I will keep writing to you. If I write to you enough – and I have time on my hands – I believe the gravity of what you have done will sink in. I saw you in Cornwall and I saw you in court. I recognise passion and principle when I see it, and I am sorry that these qualities have guided you to the wrong conclusion. But your conscience must be pricking and I make no apology for exploiting that. So please, please: take back your lies and give me back my freedom.
Yours,
Jamie Balcombe
I thudded on to the stairs so hard my hipbones hurt. The arrogance of the man hit me first; that he had the audacity to talk in terms of things we both knew, when I had been there, when I had seen it. In the confident tone of his letter I sensed again that knife-edge charm. I thought then that he must be in breach of at least one law, to write to a witness. I looked into it later that week, making furtive, expensive phone-box calls to witness care and the probation service, and found that this kind of thing happens a lot more often than you’d think. Writing to a witness is only a crime if there is intimidation, and he was too clever to threaten me outright. He must have known that I was too scared of exposure to take it to the authorities, anyway. Checking outgoing post, I learned, is a random process, and they’re looking for breaches of security – drugs, or escape – rather than talking about the case. I suppose if they censored every convict who protested his innocence, the letters would dry up pretty quickly. Maybe if I had kept all the letters, their frequency and volume might have added up to some kind of harassment or intimidation, but all I wanted then was to get rid of them before Kit could see them.

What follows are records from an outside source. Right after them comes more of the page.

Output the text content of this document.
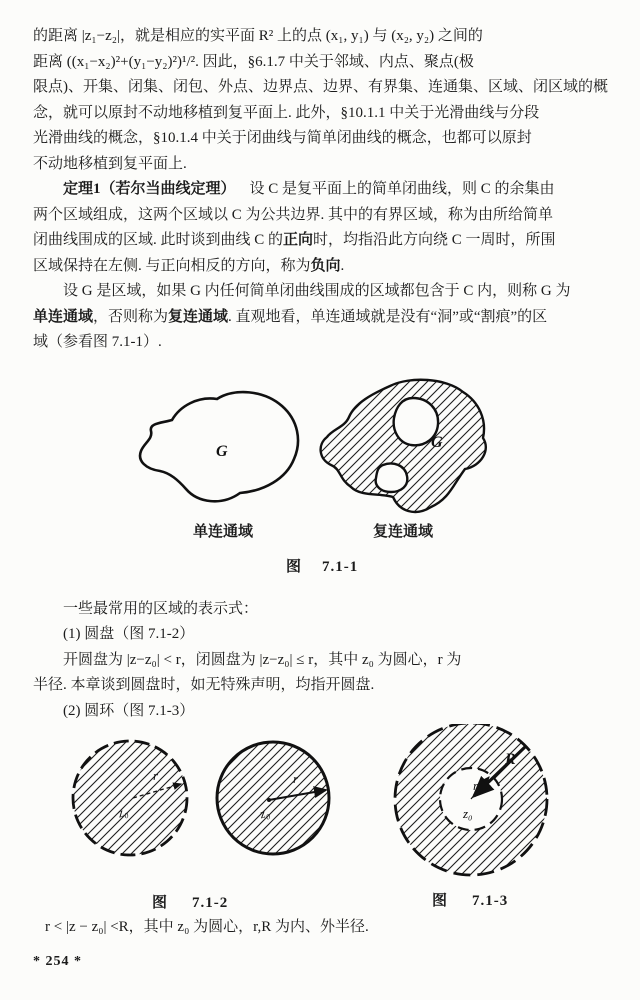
的距离 |z₁−z₂|，就是相应的实平面 R² 上的点 (x₁, y₁) 与 (x₂, y₂) 之间的
距离 ((x₁−x₂)²+(y₁−y₂)²)¹/². 因此，§6.1.7 中关于邻域、内点、聚点(极
限点)、开集、闭集、闭包、外点、边界点、边界、有界集、连通集、区域、闭区域的概
念，就可以原封不动地移植到复平面上. 此外，§10.1.1 中关于光滑曲线与分段
光滑曲线的概念，§10.1.4 中关于闭曲线与简单闭曲线的概念，也都可以原封
不动地移植到复平面上.
定理1（若尔当曲线定理） 设 C 是复平面上的简单闭曲线，则 C 的余集由
两个区域组成，这两个区域以 C 为公共边界. 其中的有界区域，称为由所给简单
闭曲线围成的区域. 此时谈到曲线 C 的正向时，均指沿此方向绕 C 一周时，所围
区域保持在左侧. 与正向相反的方向，称为负向.
设 G 是区域，如果 G 内任何简单闭曲线围成的区域都包含于 C 内，则称 G 为
单连通域，否则称为复连通域. 直观地看，单连通域就是没有“洞”或“割痕”的区
域（参看图 7.1-1）.
G
G
单连通域	复连通域
图 7.1-1
一些最常用的区域的表示式：
(1) 圆盘（图 7.1-2）
开圆盘为 |z−z₀| < r，闭圆盘为 |z−z₀| ≤ r，其中 z₀ 为圆心，r 为
半径. 本章谈到圆盘时，如无特殊声明，均指开圆盘.
(2) 圆环（图 7.1-3）
r
z₀
r
z₀
R
r
z₀
图 7.1-2	图 7.1-3
r < |z − z₀| <R，其中 z₀ 为圆心，r,R 为内、外半径.
* 254 *
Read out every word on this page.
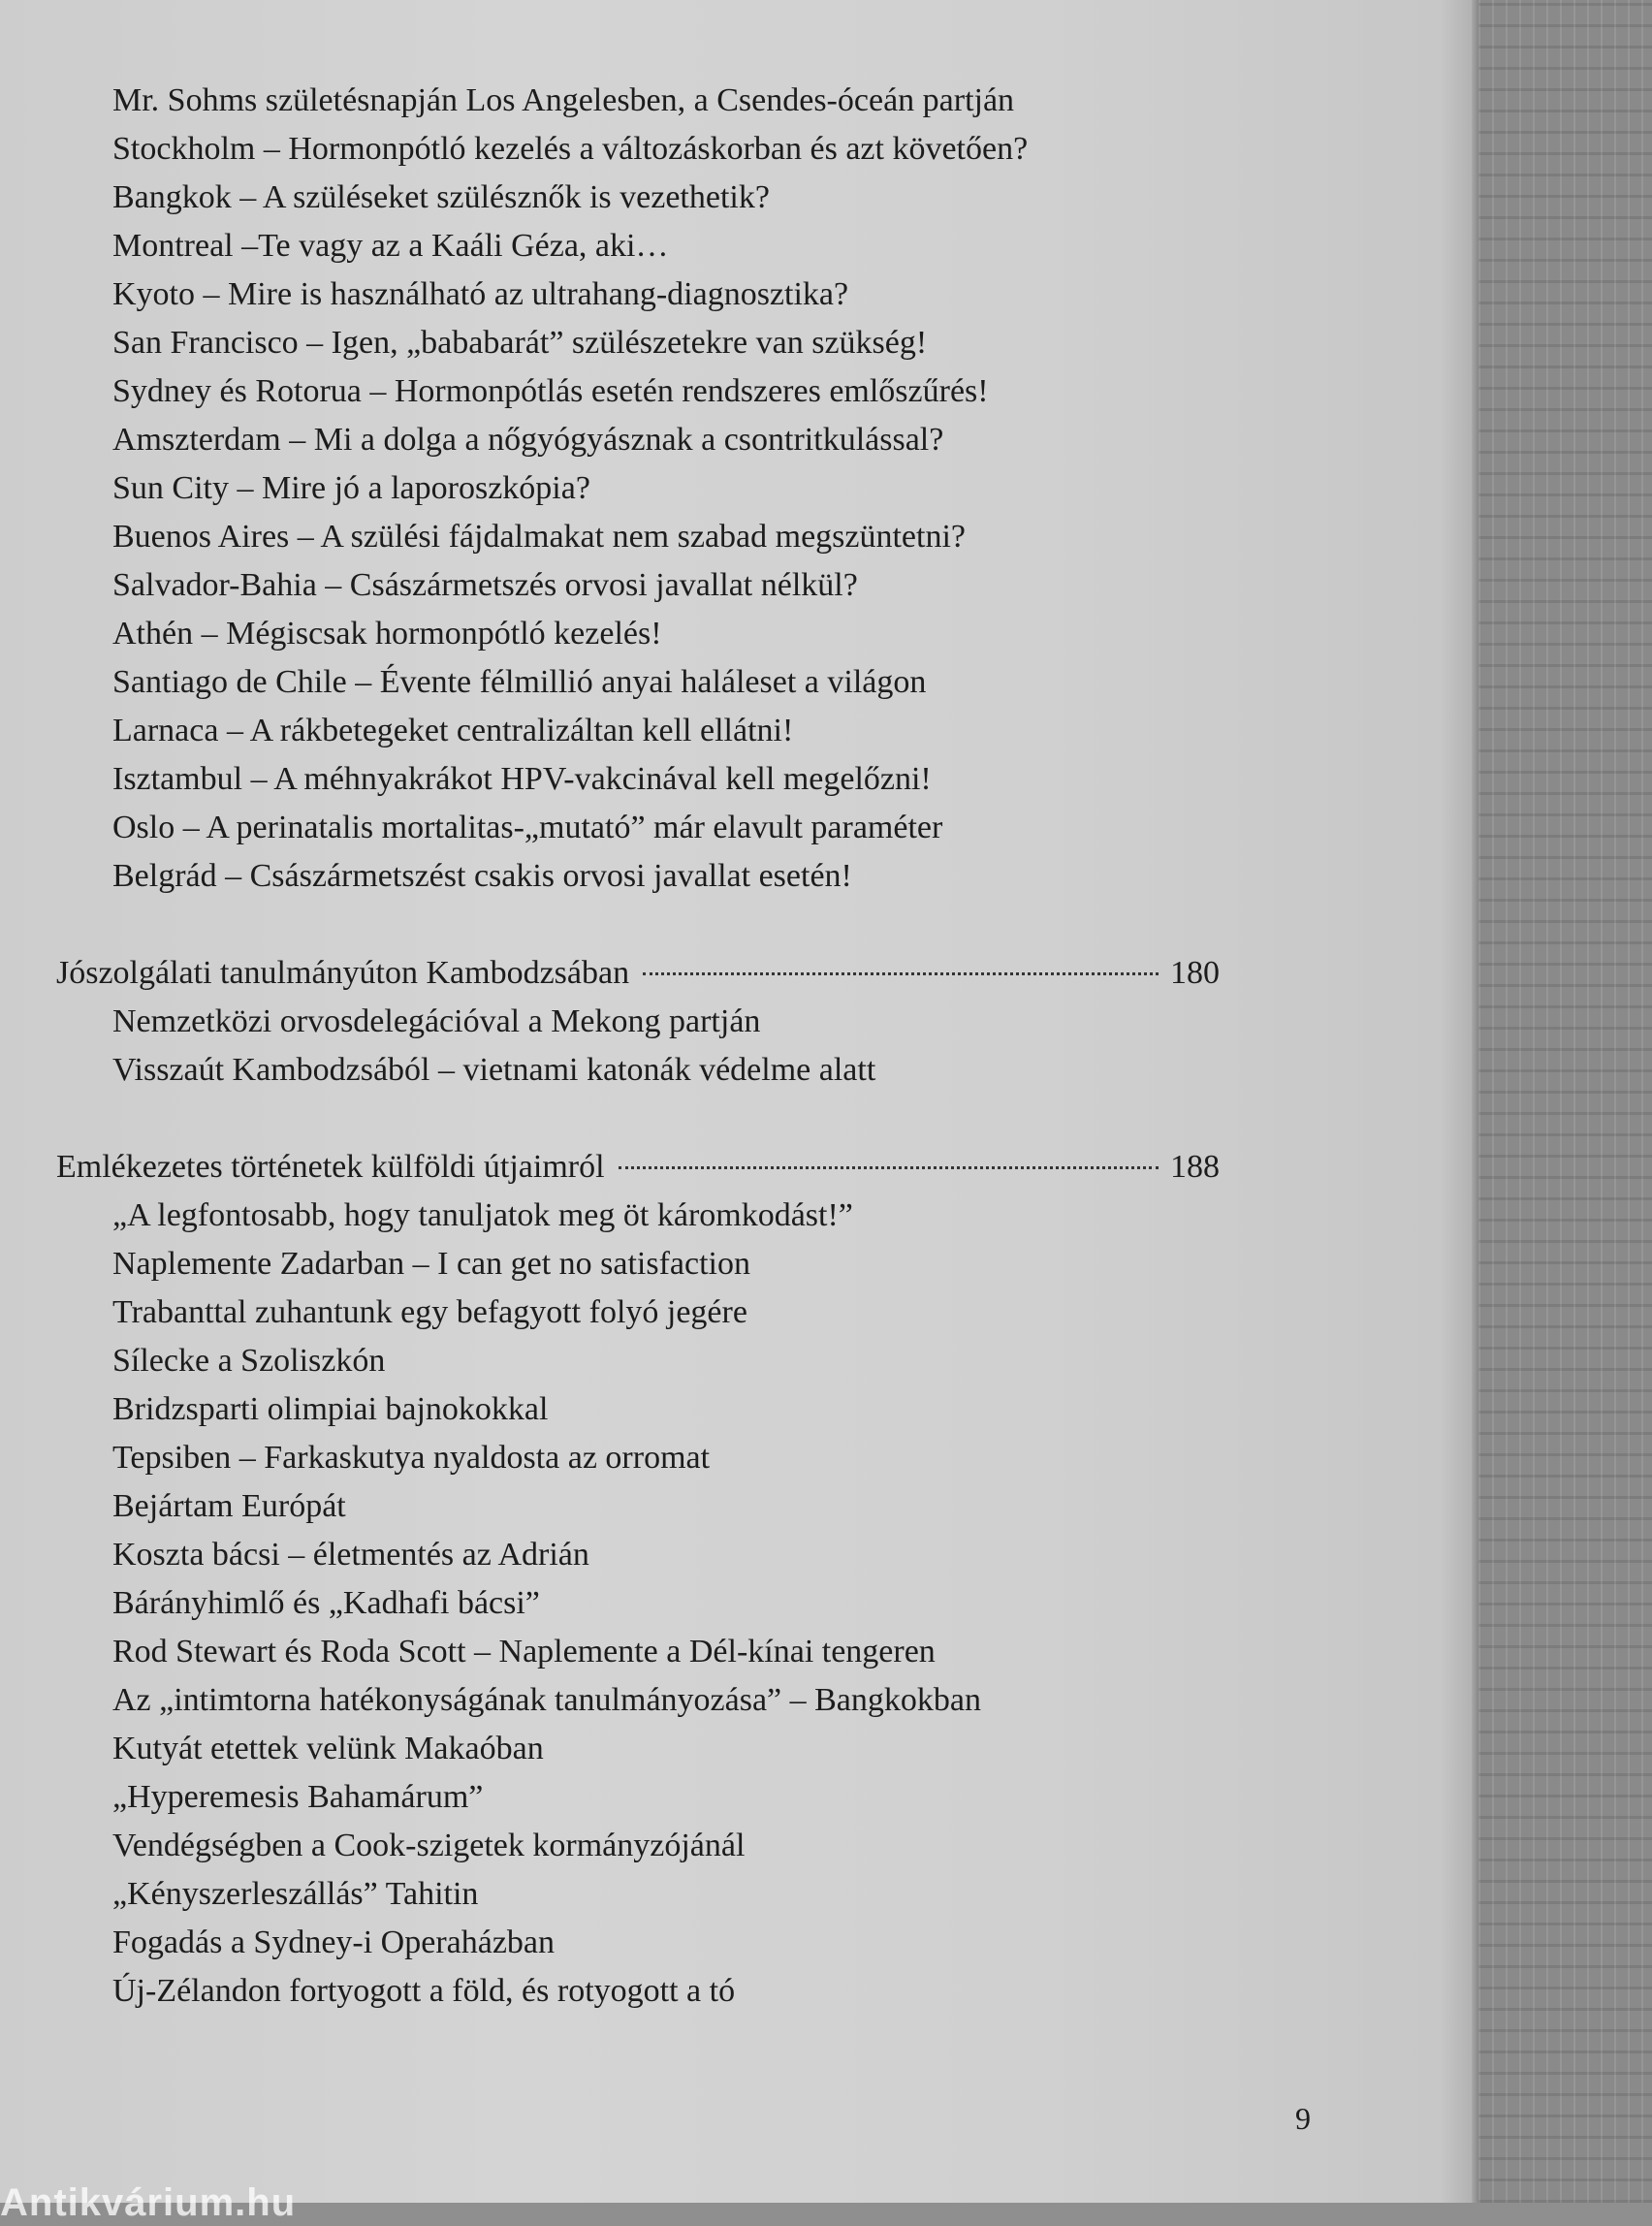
Mr. Sohms születésnapján Los Angelesben, a Csendes-óceán partján
Stockholm – Hormonpótló kezelés a változáskorban és azt követően?
Bangkok – A szüléseket szülésznők is vezethetik?
Montreal –Te vagy az a Kaáli Géza, aki…
Kyoto – Mire is használható az ultrahang-diagnosztika?
San Francisco – Igen, „bababarát” szülészetekre van szükség!
Sydney és Rotorua – Hormonpótlás esetén rendszeres emlőszűrés!
Amszterdam – Mi a dolga a nőgyógyásznak a csontritkulással?
Sun City – Mire jó a laporoszkópia?
Buenos Aires – A szülési fájdalmakat nem szabad megszüntetni?
Salvador-Bahia – Császármetszés orvosi javallat nélkül?
Athén – Mégiscsak hormonpótló kezelés!
Santiago de Chile – Évente félmillió anyai haláleset a világon
Larnaca – A rákbetegeket centralizáltan kell ellátni!
Isztambul – A méhnyakrákot HPV-vakcinával kell megelőzni!
Oslo – A perinatalis mortalitas-„mutató” már elavult paraméter
Belgrád – Császármetszést csakis orvosi javallat esetén!
Jószolgálati tanulmányúton Kambodzsában	180
Nemzetközi orvosdelegációval a Mekong partján
Visszaút Kambodzsából – vietnami katonák védelme alatt
Emlékezetes történetek külföldi útjaimról	188
„A legfontosabb, hogy tanuljatok meg öt káromkodást!”
Naplemente Zadarban – I can get no satisfaction
Trabanttal zuhantunk egy befagyott folyó jegére
Sílecke a Szoliszkón
Bridzsparti olimpiai bajnokokkal
Tepsiben – Farkaskutya nyaldosta az orromat
Bejártam Európát
Koszta bácsi – életmentés az Adrián
Bárányhimlő és „Kadhafi bácsi”
Rod Stewart és Roda Scott – Naplemente a Dél-kínai tengeren
Az „intimtorna hatékonyságának tanulmányozása” – Bangkokban
Kutyát etettek velünk Makaóban
„Hyperemesis Bahamárum”
Vendégségben a Cook-szigetek kormányzójánál
„Kényszerleszállás” Tahitin
Fogadás a Sydney-i Operaházban
Új-Zélandon fortyogott a föld, és rotyogott a tó
9
Antikvárium.hu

Back then, I could easily differentiate between Jamie being right, which he technically was, and his righteousness, which I didn’t believe he was entitled to.
I opened the street door and left it on the latch. Tiptoeing in bare feet across the filthy pavements of Clapham Common Southside, I put the letter in a public wastebin, wedging it between an empty Starbucks cup and a newspaper. All weekend, I felt its presence in the street outside. I didn’t relax until the Tuesday morning, when the refuse lorry came at dawn. I watched from my balcony as the men in overalls tipped one bin after another into the dustcart. I convinced myself that I saw the yellow paper, bright as a lie, churning over and over in the rubbish as the maw of the refuse lorry chomped down on the indigestible truth.
Chapter 29
KIT
19 March 2015
After the viral video debacle, I need a gesture, something to appease Laura. The equivalent of coming home with champagne and flowers, the romantic flair I have so often been told I’m sorely lacking. Darren’s film captured my two distinguishing features. The first, my Chile ’91 T-shirt, is now rolled tightly into a side pocket of my rucksack, where it will stay until I go back to London. The second, the ginger beard, makes me instantly recognisable even in this Viking country. Getting rid of it is the best way I can think of to regain my anonymity. That’s how I find myself in Me Time, the Princess Celeste’s on-board beauty parlour. It’s a terrifying, unportholed room that smells of female hair and alien chemicals. There’s a single sink with a shower attachment and one of those dips for your neck that looks like an executioner’s block. An old lady with diamonds on her fingers and orthopaedic shoes on her feet flicks through Hello! magazine under an old-fashioned space-helmet hairdryer.